Dec 13th 2012 7:37PM I agree. Some people just aren't happy unless they find something they can complain about. You can't see it from the street and the man with the rink has already applied for a permit to put up a fence.
Sep 29th 2012 11:11PM Who told them to buy a house next to a freeway? This was their free choice. If you buy a house next to a freeway, you know you'll be contending with traffic noise, possible construction in the future or even having your home taken by eminent domain. Acceptable noise levels are set by the state and they were accommodated during construction, however, the current noise levels are within the acceptable range and don't require a noise wall.
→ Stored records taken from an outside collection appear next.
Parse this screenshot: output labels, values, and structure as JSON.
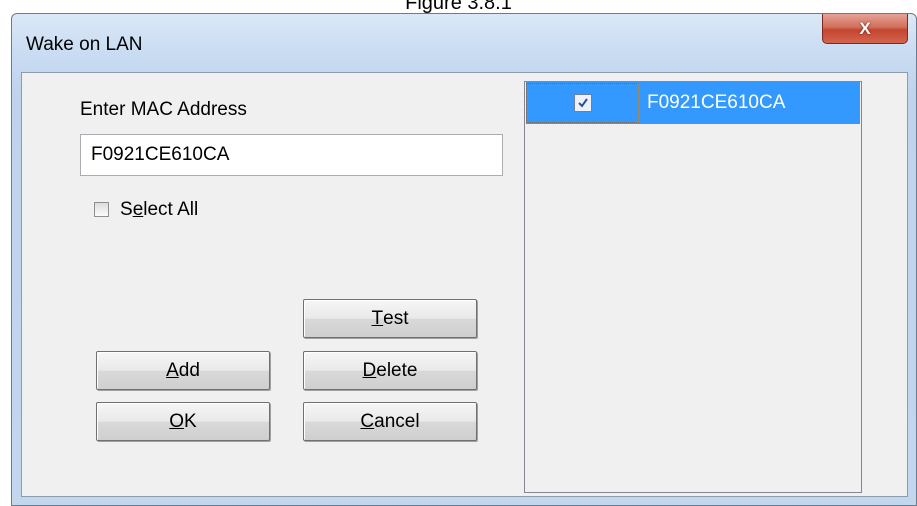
{
  "figure_caption": "Figure 3.8.1",
  "window": {
    "title": "Wake on LAN",
    "close_glyph": "X"
  },
  "form": {
    "mac_label": "Enter MAC Address",
    "mac_value": "F0921CE610CA",
    "select_all_prefix": "S",
    "select_all_mnemonic": "e",
    "select_all_suffix": "lect All",
    "select_all_checked": false
  },
  "buttons": {
    "test": {
      "mnemonic": "T",
      "rest": "est"
    },
    "add": {
      "mnemonic": "A",
      "rest": "dd"
    },
    "delete": {
      "mnemonic": "D",
      "rest": "elete"
    },
    "ok": {
      "mnemonic": "O",
      "rest": "K"
    },
    "cancel": {
      "mnemonic": "C",
      "rest": "ancel"
    }
  },
  "mac_list": {
    "items": [
      {
        "mac": "F0921CE610CA",
        "checked": true,
        "selected": true
      }
    ]
  },
  "colors": {
    "selection": "#3399ff",
    "close_button": "#c4452f"
  }
}
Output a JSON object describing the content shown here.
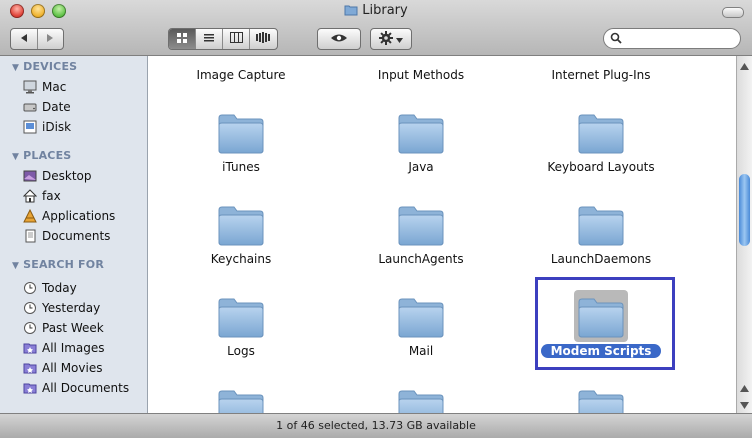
{
  "window": {
    "title": "Library"
  },
  "toolbar": {
    "back_icon": "back-arrow-icon",
    "forward_icon": "forward-arrow-icon",
    "views": [
      "icon-view-icon",
      "list-view-icon",
      "column-view-icon",
      "coverflow-view-icon"
    ],
    "active_view": "icon",
    "quicklook_icon": "eye-icon",
    "action_icon": "gear-icon",
    "search": {
      "placeholder": "",
      "value": ""
    }
  },
  "sidebar": {
    "devices": {
      "header": "DEVICES",
      "items": [
        {
          "label": "Mac",
          "icon": "mac-icon"
        },
        {
          "label": "Date",
          "icon": "disk-icon"
        },
        {
          "label": "iDisk",
          "icon": "idisk-icon"
        }
      ]
    },
    "places": {
      "header": "PLACES",
      "items": [
        {
          "label": "Desktop",
          "icon": "desktop-icon"
        },
        {
          "label": "fax",
          "icon": "home-icon"
        },
        {
          "label": "Applications",
          "icon": "applications-icon"
        },
        {
          "label": "Documents",
          "icon": "documents-icon"
        }
      ]
    },
    "search_for": {
      "header": "SEARCH FOR",
      "items": [
        {
          "label": "Today",
          "icon": "clock-icon"
        },
        {
          "label": "Yesterday",
          "icon": "clock-icon"
        },
        {
          "label": "Past Week",
          "icon": "clock-icon"
        },
        {
          "label": "All Images",
          "icon": "smart-folder-icon"
        },
        {
          "label": "All Movies",
          "icon": "smart-folder-icon"
        },
        {
          "label": "All Documents",
          "icon": "smart-folder-icon"
        }
      ]
    }
  },
  "main": {
    "rows": [
      [
        "Image Capture",
        "Input Methods",
        "Internet Plug-Ins"
      ],
      [
        "iTunes",
        "Java",
        "Keyboard Layouts"
      ],
      [
        "Keychains",
        "LaunchAgents",
        "LaunchDaemons"
      ],
      [
        "Logs",
        "Mail",
        "Modem Scripts"
      ]
    ],
    "selected": "Modem Scripts"
  },
  "status": {
    "text": "1 of 46 selected, 13.73 GB available"
  },
  "colors": {
    "selection": "#3a68c8",
    "highlight_box": "#3c3fbf",
    "sidebar_bg": "#dfe5ed",
    "folder": "#8fb6dc"
  }
}
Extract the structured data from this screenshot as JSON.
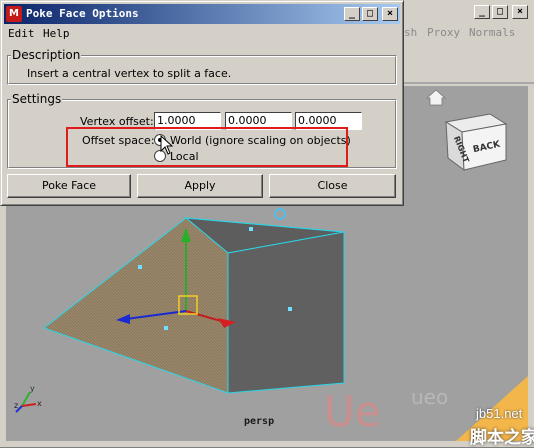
{
  "maya": {
    "menu": [
      {
        "label": "sh"
      },
      {
        "label": "Proxy"
      },
      {
        "label": "Normals"
      }
    ],
    "window_buttons": {
      "minimize": "_",
      "maximize": "□",
      "close": "×"
    },
    "viewport": {
      "camera_label": "persp",
      "viewcube": {
        "front_face": "BACK",
        "side_face": "RIGHT"
      },
      "axis_labels": {
        "x": "x",
        "y": "y",
        "z": "z"
      }
    },
    "watermark": {
      "site": "jb51.net",
      "site_cn": "脚本之家",
      "logo_text": "Ue",
      "logo_text_2": "ueo"
    }
  },
  "dialog": {
    "title": "Poke Face Options",
    "app_icon": "maya-icon",
    "window_buttons": {
      "minimize": "_",
      "maximize": "□",
      "close": "×"
    },
    "menu": [
      {
        "label": "Edit"
      },
      {
        "label": "Help"
      }
    ],
    "description": {
      "title": "Description",
      "text": "Insert a central vertex to split a face."
    },
    "settings": {
      "title": "Settings",
      "vertex_offset_label": "Vertex offset:",
      "vertex_offset": [
        "1.0000",
        "0.0000",
        "0.0000"
      ],
      "offset_space_label": "Offset space:",
      "options": [
        {
          "label": "World (ignore scaling on objects)",
          "selected": true
        },
        {
          "label": "Local",
          "selected": false
        }
      ]
    },
    "buttons": {
      "poke_face": "Poke Face",
      "apply": "Apply",
      "close": "Close"
    },
    "highlight_color": "#e01b1b"
  }
}
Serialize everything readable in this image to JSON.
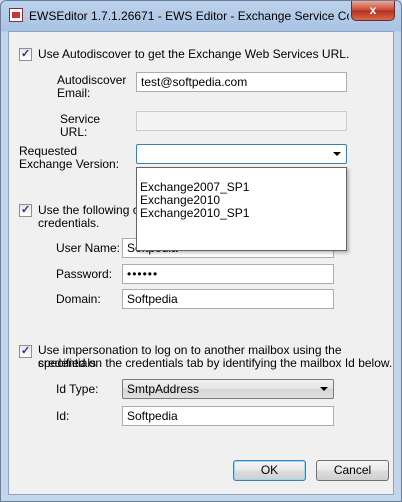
{
  "window": {
    "title": "EWSEditor 1.7.1.26671 - EWS Editor - Exchange Service Co...",
    "close_glyph": "x"
  },
  "autodiscover": {
    "checked": true,
    "label": "Use Autodiscover to get the Exchange Web Services URL.",
    "email_label_1": "Autodiscover",
    "email_label_2": "Email:",
    "email_value": "test@softpedia.com",
    "url_label_1": "Service",
    "url_label_2": "URL:",
    "url_value": ""
  },
  "version": {
    "label_1": "Requested",
    "label_2": "Exchange Version:",
    "selected": "",
    "options": [
      "Exchange2007_SP1",
      "Exchange2010",
      "Exchange2010_SP1"
    ]
  },
  "credentials": {
    "checked": true,
    "label_1": "Use the following cre",
    "label_2": "credentials.",
    "user_label": "User Name:",
    "user_value": "Softpedia",
    "password_label": "Password:",
    "password_value": "••••••",
    "domain_label": "Domain:",
    "domain_value": "Softpedia"
  },
  "impersonation": {
    "checked": true,
    "label_1": "Use impersonation to log on to another mailbox using the credentials",
    "label_2": "specified on the credentials tab by identifying the mailbox Id below.",
    "idtype_label": "Id Type:",
    "idtype_value": "SmtpAddress",
    "id_label": "Id:",
    "id_value": "Softpedia"
  },
  "buttons": {
    "ok": "OK",
    "cancel": "Cancel"
  },
  "check_glyph": "✓"
}
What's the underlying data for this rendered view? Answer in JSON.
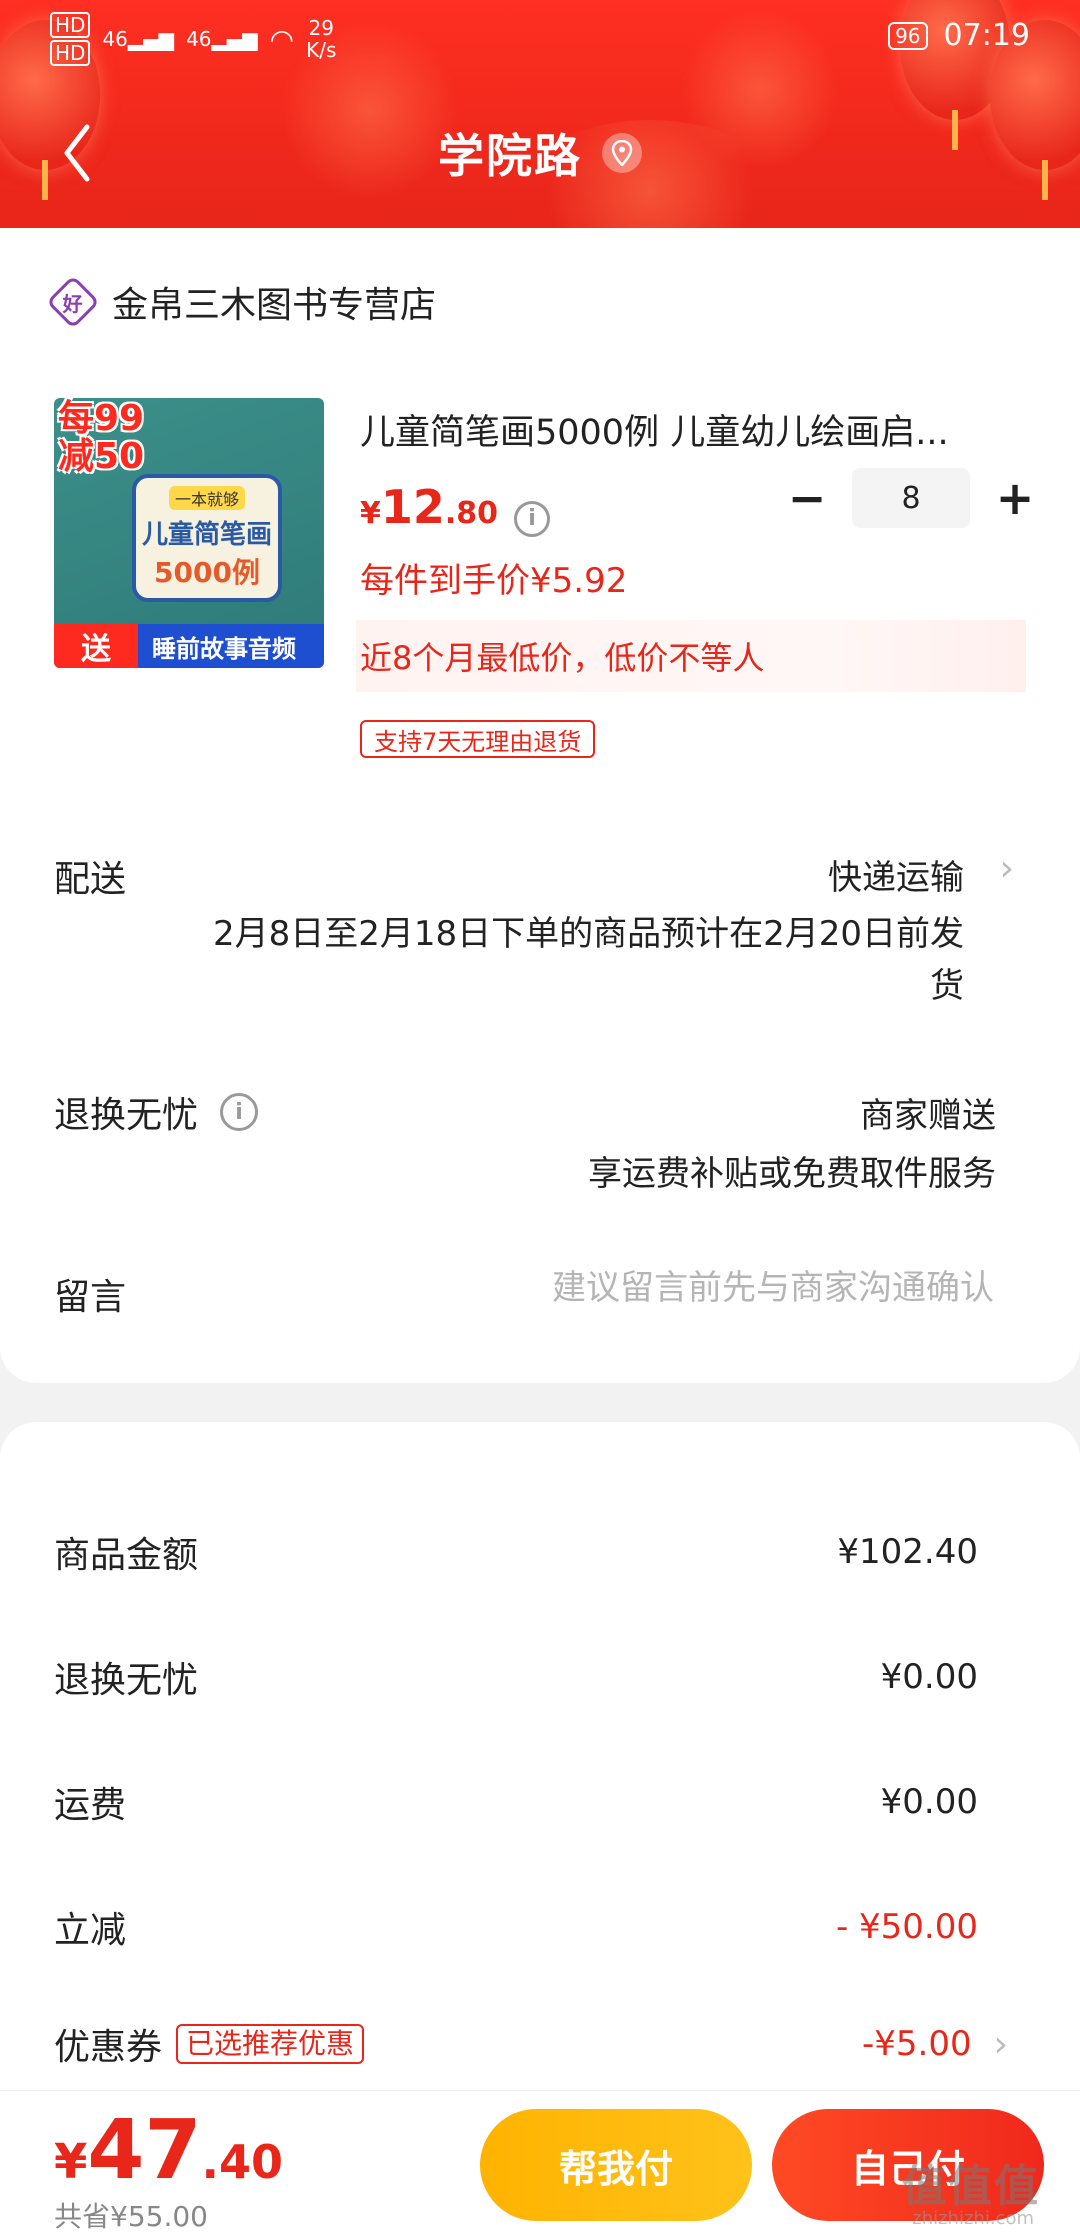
{
  "status_bar": {
    "hd1": "HD",
    "hd2": "HD",
    "signal1": "46",
    "signal2": "46",
    "speed_value": "29",
    "speed_unit": "K/s",
    "battery": "96",
    "time": "07:19"
  },
  "header": {
    "title": "学院路"
  },
  "store": {
    "badge": "好",
    "name": "金帛三木图书专营店"
  },
  "product": {
    "image_promo": "每99减50",
    "image_book_tag": "一本就够",
    "image_book_title": "儿童简笔画",
    "image_book_count": "5000例",
    "image_send": "送",
    "image_audio": "睡前故事音频",
    "title": "儿童简笔画5000例 儿童幼儿绘画启...",
    "price_symbol": "¥",
    "price_int": "12",
    "price_dec": ".80",
    "quantity": "8",
    "minus_label": "−",
    "plus_label": "+",
    "unit_price": "每件到手价¥5.92",
    "low_price_note": "近8个月最低价，低价不等人",
    "return_tag": "支持7天无理由退货"
  },
  "delivery": {
    "label": "配送",
    "method": "快递运输",
    "description": "2月8日至2月18日下单的商品预计在2月20日前发货"
  },
  "worry_free": {
    "label": "退换无忧",
    "gift": "商家赠送",
    "description": "享运费补贴或免费取件服务"
  },
  "message": {
    "label": "留言",
    "placeholder": "建议留言前先与商家沟通确认"
  },
  "summary": {
    "rows": [
      {
        "label": "商品金额",
        "value": "¥102.40"
      },
      {
        "label": "退换无忧",
        "value": "¥0.00"
      },
      {
        "label": "运费",
        "value": "¥0.00"
      },
      {
        "label": "立减",
        "value": "- ¥50.00"
      },
      {
        "label": "优惠券",
        "tag": "已选推荐优惠",
        "value": "-¥5.00"
      }
    ]
  },
  "bottom": {
    "total_symbol": "¥",
    "total_int": "47",
    "total_dec": ".40",
    "saved": "共省¥55.00",
    "help_pay": "帮我付",
    "self_pay": "自己付"
  },
  "watermark": {
    "text": "值值值",
    "sub": "zhizhizhi.com"
  },
  "colors": {
    "accent_red": "#e8261a",
    "accent_yellow": "#ffb300"
  },
  "icons": {
    "back": "back-arrow-icon",
    "location": "location-pin-icon",
    "info": "info-icon",
    "chevron": "chevron-right-icon"
  }
}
It isn't the state's fault that they have an autistic child who's noise sensitive and chose to buy by a freeway.
They want the government to buy their house but unless their land is needed, the government isn't going to buy it. They're underwater on their mortgage and believe the location now makes it unsellable. Not many would have been in the market to buy their property anyway, even before the new construction. The govenment wouldn't be paying them what they paid for it anyway. They'd still owe the bank. They'd only receive fair market value. The only reason that they're getting public sympathy is because they have an autistic child.
Anyone else, who bought next to an expressway and claimed the noise was louder after new construction, would just be told "Tough luck", no one told you to buy there and you should have anticipated problems could arise when you did. No different than the house next door being sold to obnoxious neighbors. You deal with it or move.
Aug 26th 2012 1:51PM The main reason for the facekini is probably to maintain a higher social status. They don't want anyone to think they're rural peasants who've been working in the fields.
Aug 15th 2012 9:37PM Humble abode? Nothing humble about a NYC apartment. Small and pricey is typical for digs in NYC.
Jun 19th 2012 7:30PM So true about the variations in Mexican food. I've eaten all around the country and in the Mexican interior. Mexican interior food was so good--- Real beef burritos, not hamburger, just dripping with the tastiest au jus, the best tasting pollo asado I've ever had--- cooked and bought in the outside marketplace, and giant cast iron pots filled with oil that strips of meat were thrown into to make the best chicharonnes. Outside of the SW, Mexican food is mediocre at best and a version of Tex-Mex. California Mexican is pretty pathetic. Tex-Mex tends to be a heavier cusine and uses red chile sauce. Since I moved to New Mexico, I've been in heaven. Green chiles rule but we do have the red sauce too. A common question when you place your order is, Red or Green? Although, some people like Christmas which is both. New Mexican tends to be lighter than Tex-Mex. Another thing we have out here are Indian tacos, which are made of delicious Native American fry bread wrapped around traditional taco fillings. My son when stationed at the Navy Submarine base in Connecticut was having withdrawal symptoms. The only "Mexican" restaraunt within miles was a Taco Bell, where no lover of Mexican food would ever step foot. I helped him survive by sending lots of salsa from his favorite home eatery. When he came home on leave, he was like an addict who hadn't had a fix. He was insisted on going out to get New Mexican every night. You couldn't get him to go to any other kind of restaurant because it would be a long time before he got the good stuff again. lol
Jun 7th 2012 5:26PM One of the realities of California real estate is that in prime locations, such as beachfront properties, people aren't purchasing the home that exists there but the land. There is nothing uncommon about tearing down a smaller, older existing structure to build one that suits your family's needs in a prime location. That's all that Romney is doing and he can build anything the current building code allows.